When you are done with this function, run it, get the timing data that proves your point, and include it with a very brief explanation at the end of that triple-quoted string just below threeWayMergesort.

• Bonus/Optional: Sorting animation (Manually graded) [2pt]
Write an animation function for your favorite sorting algorithm! You'll want to use the animation starter code, but you can be creative regarding how you visualize the sorting process. Look at the links in the sorting course notes for inspiration. Your animation should clearly indicate the name of the sorting algorithm being demonstrated, and should start by showing a randomly-generated (i.e. not hard-coded) sequence of each integer from 0 to 20, inclusive. Pressing the right arrow should advance the sorting algorithm by one step, and the left arrow should undo the sorting algorithm by one step. Make sure the animation doesn't crash if you press the arrow keys too many times! Pressing "r" should generate and display a new randomly-generated sequence of unsorted integers.
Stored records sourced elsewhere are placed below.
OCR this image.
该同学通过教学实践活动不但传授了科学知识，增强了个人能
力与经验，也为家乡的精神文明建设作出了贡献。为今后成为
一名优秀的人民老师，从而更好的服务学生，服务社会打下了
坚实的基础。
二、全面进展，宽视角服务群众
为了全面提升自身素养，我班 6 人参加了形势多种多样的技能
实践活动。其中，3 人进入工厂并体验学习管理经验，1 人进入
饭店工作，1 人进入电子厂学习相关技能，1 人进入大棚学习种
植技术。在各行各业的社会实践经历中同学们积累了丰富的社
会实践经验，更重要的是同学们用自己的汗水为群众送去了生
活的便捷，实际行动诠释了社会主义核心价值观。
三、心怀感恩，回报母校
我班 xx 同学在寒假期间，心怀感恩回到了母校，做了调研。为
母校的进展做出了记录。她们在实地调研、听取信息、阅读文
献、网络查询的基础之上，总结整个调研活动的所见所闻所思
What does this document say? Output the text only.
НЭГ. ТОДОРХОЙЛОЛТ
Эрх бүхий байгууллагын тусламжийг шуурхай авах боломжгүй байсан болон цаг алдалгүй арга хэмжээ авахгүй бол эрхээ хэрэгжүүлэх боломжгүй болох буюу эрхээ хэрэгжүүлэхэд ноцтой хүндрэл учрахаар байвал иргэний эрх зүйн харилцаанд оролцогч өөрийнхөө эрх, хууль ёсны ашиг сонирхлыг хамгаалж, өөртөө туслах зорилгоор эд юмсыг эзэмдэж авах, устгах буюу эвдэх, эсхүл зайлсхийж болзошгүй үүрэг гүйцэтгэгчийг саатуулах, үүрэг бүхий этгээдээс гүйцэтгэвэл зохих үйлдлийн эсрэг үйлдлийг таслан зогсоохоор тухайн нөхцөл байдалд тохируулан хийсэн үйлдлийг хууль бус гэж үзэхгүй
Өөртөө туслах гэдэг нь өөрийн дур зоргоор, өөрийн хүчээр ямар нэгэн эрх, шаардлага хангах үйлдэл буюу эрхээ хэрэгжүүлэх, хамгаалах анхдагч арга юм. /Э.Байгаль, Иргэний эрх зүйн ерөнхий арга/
For each step, it should be clear which integers are being compared, moved, swapped, stored, etc. In other words, it should be useful to someone trying to learn how this sorting algorithm works. TAs will grade your animations manually, so make sure your animation runs when you run hw8.py.

IMPORTANT: If you attempt this bonus problem, look back at how we separated autograded and manually graded problems in hw5, and make sure to place your code beneath the following lines:
###################################################################### # GRAPHICS/ANIMATION PROBLEMS # ignore_rest # The autograder will ignore all code below here ###################################################################### from tkinter import *

Suggestion: If you plan to attempt this bonus problem, pay close attention to how many Autolab submissions you have left and be careful that your animation code is not causing Autolab to return errors for your required problems!